There are 100Hevi-Shot No. 2 pellets, fired from a 3½-inch 12-gauge load, in the estimated 30-inch circle I drew around the densest part of this pattern (I used the scoter for scale; they average 19 inches long from beak to tail). Fifteen of them are about to hit the duck, and five solid hits is usually enough to kill cleanly.

I counted 131 pellets in the entire picture, which according to Hevi-Shot is the approximate number in their 3½-inch No. 2 loads. A hundred pellets out of 131 in the 30-inch circle is a 76 percent pattern. Ideally, the choke-and-load combination you choose should print around 70 to 75 percent in the 30-inch circle at the range where you expect to hit birds. If the pattern is tighter than that, you may have an overly dense center and not enough pellets on the pattern’s edge, which means you’ll tear up birds if you center them or miss them if you’re a bit off.

THE PATCHES

Pellets are randomly distributed after the shot, so all patterns have gaps in them. The “evenly distributed pattern” that shooters obsess over is elusive, if not actually mythical. This example has a couple of big gaps in it; even so, if you put the duck anywhere inside the 30-inch circle, multiple pellets will hit it. What kills in the field doesn’t always look good on paper.

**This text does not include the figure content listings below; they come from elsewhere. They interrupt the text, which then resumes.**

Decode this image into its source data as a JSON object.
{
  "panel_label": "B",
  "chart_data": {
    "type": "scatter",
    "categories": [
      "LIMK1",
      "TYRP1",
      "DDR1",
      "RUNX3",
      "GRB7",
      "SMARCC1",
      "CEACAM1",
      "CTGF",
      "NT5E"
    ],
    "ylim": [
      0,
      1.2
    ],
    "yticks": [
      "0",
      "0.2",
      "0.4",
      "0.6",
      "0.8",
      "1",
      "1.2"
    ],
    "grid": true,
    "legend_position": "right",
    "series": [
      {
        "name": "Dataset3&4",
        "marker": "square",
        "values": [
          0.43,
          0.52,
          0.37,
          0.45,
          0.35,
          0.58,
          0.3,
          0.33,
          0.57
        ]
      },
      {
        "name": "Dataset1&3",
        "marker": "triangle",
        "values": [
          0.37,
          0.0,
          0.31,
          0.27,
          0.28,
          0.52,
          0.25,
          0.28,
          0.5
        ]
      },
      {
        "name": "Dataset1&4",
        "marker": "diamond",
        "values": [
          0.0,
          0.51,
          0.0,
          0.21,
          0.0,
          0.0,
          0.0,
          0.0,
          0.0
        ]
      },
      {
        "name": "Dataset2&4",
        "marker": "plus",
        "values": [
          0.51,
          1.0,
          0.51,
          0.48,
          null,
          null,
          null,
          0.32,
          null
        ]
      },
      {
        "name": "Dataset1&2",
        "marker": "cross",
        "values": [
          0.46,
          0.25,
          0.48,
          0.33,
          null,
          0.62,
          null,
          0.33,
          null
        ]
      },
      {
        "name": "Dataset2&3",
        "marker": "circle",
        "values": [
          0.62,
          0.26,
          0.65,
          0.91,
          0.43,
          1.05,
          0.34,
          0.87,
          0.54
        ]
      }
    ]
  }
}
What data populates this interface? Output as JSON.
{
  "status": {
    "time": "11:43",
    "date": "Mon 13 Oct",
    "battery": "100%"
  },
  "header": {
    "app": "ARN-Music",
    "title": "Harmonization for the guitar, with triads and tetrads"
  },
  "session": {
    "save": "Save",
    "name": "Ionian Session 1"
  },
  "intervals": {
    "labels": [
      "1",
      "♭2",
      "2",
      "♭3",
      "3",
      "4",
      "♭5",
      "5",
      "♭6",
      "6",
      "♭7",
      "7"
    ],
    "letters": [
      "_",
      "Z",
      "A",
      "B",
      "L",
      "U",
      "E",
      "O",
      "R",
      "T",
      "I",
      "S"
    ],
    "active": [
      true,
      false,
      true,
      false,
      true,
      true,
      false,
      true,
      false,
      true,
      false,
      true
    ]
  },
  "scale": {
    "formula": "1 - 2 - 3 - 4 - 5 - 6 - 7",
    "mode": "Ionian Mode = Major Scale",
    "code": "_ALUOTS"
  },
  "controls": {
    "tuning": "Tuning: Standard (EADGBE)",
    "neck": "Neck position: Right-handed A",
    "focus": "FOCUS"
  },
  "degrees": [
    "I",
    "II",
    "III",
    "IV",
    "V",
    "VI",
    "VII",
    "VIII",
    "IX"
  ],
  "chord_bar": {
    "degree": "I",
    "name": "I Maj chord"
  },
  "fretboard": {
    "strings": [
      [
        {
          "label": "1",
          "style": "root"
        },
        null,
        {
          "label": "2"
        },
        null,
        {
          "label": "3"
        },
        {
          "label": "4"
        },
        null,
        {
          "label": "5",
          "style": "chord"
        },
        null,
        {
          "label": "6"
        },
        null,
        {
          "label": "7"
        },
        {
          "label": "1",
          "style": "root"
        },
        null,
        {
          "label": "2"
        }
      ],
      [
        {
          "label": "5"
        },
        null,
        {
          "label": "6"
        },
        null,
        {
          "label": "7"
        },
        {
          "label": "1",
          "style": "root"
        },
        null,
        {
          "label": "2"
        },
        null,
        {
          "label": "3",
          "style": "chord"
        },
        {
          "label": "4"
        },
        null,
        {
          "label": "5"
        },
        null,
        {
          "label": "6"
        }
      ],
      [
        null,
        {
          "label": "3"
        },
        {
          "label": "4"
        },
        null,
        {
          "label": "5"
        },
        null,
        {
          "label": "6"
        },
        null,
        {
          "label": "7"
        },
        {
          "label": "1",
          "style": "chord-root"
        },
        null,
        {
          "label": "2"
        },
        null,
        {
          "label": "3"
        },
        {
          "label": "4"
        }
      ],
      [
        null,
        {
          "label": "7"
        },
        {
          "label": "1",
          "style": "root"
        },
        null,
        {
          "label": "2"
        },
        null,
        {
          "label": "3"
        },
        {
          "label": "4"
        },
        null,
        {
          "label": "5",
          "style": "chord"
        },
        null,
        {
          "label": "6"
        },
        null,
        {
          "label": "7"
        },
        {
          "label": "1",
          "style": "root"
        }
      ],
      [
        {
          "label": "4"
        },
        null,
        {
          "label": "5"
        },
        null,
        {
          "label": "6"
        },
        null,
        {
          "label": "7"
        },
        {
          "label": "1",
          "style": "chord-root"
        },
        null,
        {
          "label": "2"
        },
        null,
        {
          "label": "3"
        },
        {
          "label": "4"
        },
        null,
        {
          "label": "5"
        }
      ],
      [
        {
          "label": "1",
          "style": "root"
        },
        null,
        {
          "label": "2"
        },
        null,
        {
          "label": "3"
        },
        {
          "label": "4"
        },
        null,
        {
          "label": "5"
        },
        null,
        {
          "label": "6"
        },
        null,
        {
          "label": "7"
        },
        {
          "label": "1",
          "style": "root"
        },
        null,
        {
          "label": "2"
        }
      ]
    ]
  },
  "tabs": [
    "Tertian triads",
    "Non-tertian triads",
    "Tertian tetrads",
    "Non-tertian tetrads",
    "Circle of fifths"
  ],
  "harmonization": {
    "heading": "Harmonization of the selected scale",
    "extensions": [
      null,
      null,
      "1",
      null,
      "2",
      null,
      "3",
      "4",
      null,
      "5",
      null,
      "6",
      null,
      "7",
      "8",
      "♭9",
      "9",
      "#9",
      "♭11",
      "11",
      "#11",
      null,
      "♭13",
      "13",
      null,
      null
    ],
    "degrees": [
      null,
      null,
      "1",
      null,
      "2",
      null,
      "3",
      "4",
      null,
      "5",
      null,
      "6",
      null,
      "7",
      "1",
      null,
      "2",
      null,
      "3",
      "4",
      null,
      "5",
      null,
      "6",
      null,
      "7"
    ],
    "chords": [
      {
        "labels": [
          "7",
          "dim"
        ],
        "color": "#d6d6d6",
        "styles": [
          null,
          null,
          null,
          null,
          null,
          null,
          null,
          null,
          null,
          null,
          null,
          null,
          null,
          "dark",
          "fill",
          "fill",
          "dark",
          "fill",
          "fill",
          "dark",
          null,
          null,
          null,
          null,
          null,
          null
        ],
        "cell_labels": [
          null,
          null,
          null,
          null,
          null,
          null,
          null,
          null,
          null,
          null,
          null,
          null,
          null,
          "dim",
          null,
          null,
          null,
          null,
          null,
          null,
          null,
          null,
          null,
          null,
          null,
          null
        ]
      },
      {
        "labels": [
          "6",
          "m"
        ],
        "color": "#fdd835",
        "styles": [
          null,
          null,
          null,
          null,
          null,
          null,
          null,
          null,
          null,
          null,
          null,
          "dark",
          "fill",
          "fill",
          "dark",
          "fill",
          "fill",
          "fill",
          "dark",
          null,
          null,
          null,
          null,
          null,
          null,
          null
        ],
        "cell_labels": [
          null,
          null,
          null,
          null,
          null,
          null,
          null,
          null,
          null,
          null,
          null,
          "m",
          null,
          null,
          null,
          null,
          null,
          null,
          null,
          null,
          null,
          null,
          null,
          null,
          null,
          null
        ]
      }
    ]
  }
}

Generally, the fewer pellets in a load, the more empty spaces your pattern will have, and too many spaces means you will cripple birds that you should be killing. If your patterns consistently show more than three or four 4-inch gaps, try switching to a smaller shot size, a heavier payload, or a different choke.

THE FLYERS

Pellets that veer out of the main pattern are called flyers. The uncropped photo showed several; one in the upper right hand corner was 4 feet from the pattern’s center. How did the pellet wind up so far away? It might have stuck in the wad briefly, either by itself or by “bridging” with other pellets, and when it finally freed itself from the wad, it angled in a different direction. Or perhaps it caromed off another pellet like a billiard ball, maybe even getting dented in the process, making it flare like a Wiffle ball as it encountered air resistance upon exiting the muzzle. However it got where it is, it’s out of the main pattern and way off target. Flyers are most common with lead shot, especially with cheap ammo. You’ll get fewer flyers if you shoot premium shells containing hard, buffered shot.

THE SHOT STRING

Some of the pellets look bigger and blurrier than the others because they’re out of focus—they’re trailing behind the main swarm, and they will continue to fall farther and farther behind. By the time this pattern gets out past 40 yards, it may be up to 6 feet long; a lead load can string out to 12 feet or more.

This dispersal makes a pattern slightly less efficient on long, crossing shots. Here’s why: A duck can move half a foot or so in the time it takes the entire shot string to pass it at 40-plus yards. That means the duck flying at 90 degrees to the pattern could evade trailing pellets. For close-range, quartering, and going-away birds, shot stringing doesn’t matter. At long range, shoot tighter chokes and, when using lead, premium loads to keep stringing at a minimum.